Breaking: Iran reports 41% surge in wild shrimp catch
A senior official at Iran’s fishery authority (Shilat) says shrimp catch has increased significantly this year boosting sales for fishermen living in deprived coastal regions in southern Iran.
According to reports, Mokhtar Akhondi said on Wednesday that wild shrimp capture had exceeded 6,657 tons this fishing season as he expected the figure could increase to 12,000 tons at the end of the current season.
Akhundi said this season’s shrimp catch is up by over 20 percent against the five-year average, adding that total capture recorded over the last calendar year to late March 2020 was 9,500 tons.
Tiger shrimp, which is known scientifically as penaeus monodon and is more expensive than other species, accounted for a third of catch this season, said the Iranian official.
Shrimp fishing and farming in Iran is largely concentrated in three southern provinces of Bushehr, Hormuzgan and Khuzestan on the Persian Gulf where many people in coastal areas rely on catch as their sole source of income.
Those provinces have expanded shrimp farming activity in recent years to increase exports to countries in East Asia and elsewhere while helping boost living conditions for fishermen in those regions.
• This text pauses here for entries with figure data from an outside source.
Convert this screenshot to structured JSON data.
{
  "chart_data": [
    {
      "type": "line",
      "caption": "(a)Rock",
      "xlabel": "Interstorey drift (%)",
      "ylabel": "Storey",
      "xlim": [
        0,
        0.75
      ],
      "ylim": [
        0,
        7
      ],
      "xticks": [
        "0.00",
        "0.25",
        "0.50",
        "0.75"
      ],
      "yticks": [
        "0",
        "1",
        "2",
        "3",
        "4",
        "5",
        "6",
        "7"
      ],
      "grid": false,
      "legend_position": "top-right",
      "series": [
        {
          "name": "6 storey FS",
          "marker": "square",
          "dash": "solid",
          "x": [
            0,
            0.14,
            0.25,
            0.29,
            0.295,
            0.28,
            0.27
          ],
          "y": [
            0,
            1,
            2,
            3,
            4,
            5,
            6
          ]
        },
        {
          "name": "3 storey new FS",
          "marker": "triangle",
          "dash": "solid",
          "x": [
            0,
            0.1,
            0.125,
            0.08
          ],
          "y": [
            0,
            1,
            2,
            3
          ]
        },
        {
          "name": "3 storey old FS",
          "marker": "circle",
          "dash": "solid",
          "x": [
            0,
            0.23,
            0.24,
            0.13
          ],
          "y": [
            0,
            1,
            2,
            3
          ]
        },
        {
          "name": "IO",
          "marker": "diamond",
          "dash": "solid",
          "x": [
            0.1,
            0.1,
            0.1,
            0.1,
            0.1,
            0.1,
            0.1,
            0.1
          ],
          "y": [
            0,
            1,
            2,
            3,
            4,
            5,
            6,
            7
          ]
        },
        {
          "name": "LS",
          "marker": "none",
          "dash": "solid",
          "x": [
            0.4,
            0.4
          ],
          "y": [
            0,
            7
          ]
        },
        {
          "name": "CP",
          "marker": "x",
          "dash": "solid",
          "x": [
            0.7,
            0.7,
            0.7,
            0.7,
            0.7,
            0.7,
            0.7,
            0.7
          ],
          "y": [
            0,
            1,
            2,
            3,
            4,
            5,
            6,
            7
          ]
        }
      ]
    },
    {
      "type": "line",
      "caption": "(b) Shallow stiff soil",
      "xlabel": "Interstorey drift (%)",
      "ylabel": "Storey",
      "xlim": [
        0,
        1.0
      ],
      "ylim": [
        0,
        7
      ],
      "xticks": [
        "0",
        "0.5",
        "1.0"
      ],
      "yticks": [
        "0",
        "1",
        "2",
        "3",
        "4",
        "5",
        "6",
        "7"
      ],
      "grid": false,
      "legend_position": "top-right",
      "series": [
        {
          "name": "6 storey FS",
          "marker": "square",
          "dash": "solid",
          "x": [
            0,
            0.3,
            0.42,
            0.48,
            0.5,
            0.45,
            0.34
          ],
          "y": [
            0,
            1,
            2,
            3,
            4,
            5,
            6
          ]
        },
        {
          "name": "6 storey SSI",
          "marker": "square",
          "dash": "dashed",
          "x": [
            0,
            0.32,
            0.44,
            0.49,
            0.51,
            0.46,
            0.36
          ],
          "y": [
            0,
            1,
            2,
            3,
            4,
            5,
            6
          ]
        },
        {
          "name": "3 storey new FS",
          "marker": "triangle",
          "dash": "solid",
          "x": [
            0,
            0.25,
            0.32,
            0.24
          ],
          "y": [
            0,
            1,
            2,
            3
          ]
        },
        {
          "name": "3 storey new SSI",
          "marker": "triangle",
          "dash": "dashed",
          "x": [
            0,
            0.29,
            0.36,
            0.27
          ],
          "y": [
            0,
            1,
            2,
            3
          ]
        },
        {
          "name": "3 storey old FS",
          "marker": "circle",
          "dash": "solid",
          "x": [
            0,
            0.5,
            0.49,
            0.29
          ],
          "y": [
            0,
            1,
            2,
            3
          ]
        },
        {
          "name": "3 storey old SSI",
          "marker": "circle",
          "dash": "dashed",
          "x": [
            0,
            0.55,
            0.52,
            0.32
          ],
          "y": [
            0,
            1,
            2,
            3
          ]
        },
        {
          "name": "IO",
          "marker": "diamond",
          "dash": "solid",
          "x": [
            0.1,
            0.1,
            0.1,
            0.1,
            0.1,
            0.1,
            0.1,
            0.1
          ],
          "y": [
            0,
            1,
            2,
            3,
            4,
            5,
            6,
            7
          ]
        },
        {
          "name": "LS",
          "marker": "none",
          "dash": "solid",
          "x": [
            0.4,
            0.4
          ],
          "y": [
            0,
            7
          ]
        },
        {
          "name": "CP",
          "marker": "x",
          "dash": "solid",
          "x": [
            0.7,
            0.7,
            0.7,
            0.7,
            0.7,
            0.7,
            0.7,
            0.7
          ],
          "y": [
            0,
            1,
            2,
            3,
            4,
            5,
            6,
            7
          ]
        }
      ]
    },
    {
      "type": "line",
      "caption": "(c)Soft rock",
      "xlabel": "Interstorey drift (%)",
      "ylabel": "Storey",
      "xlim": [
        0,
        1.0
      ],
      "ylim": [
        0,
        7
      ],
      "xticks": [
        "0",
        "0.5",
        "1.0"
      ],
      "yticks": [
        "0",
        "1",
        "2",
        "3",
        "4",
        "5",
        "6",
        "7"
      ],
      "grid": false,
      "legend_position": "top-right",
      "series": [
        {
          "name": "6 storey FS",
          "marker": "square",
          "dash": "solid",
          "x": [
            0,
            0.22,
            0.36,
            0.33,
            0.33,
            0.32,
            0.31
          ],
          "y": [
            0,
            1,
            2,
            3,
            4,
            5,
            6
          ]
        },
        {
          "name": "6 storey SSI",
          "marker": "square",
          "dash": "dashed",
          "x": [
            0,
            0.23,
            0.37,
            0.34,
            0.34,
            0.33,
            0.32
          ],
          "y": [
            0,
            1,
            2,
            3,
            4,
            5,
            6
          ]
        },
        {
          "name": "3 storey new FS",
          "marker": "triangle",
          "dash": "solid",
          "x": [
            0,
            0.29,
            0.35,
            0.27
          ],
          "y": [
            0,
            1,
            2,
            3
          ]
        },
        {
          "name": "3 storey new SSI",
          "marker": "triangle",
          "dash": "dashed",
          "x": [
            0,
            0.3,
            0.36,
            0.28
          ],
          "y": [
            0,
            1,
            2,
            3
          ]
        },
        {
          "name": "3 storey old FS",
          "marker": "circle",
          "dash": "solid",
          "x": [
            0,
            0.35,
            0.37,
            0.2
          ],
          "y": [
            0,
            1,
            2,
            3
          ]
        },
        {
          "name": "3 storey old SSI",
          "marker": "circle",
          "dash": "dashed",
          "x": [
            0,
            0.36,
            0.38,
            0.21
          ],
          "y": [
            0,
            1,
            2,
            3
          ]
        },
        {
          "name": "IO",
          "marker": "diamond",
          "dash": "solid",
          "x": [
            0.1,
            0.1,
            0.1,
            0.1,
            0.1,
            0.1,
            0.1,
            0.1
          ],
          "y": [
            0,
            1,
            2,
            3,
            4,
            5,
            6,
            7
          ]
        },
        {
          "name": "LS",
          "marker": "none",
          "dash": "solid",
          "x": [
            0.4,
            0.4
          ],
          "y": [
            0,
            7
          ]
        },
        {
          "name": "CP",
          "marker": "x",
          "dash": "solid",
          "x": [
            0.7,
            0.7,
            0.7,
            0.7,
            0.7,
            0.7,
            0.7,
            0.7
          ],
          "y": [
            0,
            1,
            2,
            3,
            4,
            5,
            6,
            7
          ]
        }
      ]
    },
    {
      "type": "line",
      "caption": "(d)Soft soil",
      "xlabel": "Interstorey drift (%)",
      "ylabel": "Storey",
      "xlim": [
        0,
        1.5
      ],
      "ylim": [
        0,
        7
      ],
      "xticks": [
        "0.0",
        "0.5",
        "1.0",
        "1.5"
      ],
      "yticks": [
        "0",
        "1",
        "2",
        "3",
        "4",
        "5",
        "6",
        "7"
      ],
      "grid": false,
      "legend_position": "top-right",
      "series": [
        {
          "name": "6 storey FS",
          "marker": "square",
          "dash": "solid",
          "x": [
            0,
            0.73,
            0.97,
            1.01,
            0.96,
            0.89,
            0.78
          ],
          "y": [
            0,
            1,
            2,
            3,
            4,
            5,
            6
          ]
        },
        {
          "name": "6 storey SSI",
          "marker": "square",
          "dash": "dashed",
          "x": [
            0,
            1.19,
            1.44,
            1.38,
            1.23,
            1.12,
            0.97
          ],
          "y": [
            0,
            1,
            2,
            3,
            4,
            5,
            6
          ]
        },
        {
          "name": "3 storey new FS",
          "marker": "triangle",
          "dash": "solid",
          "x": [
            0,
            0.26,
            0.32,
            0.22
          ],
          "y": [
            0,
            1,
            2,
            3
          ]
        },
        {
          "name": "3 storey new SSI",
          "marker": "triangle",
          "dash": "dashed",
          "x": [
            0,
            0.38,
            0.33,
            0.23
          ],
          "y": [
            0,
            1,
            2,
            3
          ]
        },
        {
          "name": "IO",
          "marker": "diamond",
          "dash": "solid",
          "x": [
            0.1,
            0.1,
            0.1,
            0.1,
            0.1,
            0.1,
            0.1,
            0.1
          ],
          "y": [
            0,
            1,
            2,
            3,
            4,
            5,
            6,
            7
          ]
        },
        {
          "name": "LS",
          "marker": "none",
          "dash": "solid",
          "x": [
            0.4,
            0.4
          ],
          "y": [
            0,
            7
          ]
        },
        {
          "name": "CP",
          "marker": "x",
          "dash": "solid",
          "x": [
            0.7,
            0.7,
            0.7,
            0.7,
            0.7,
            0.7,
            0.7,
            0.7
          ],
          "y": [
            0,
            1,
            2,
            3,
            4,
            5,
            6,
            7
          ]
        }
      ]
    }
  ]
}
Mokhtari said tiger shrimp is currently sold for 1 million rials ($4) per kilogram by fishermen in southern provinces.
He said lobster fishing in waters off the Sea of Oman has reportedly increased this season despite a ban imposed by Iran’s fishery authority.
Lobster is mostly caught by fishermen in the southeastern province of Sistan and Baluchestan where the catch is entirely supplied to exporters because of a religious ban on consumption by many local Muslims.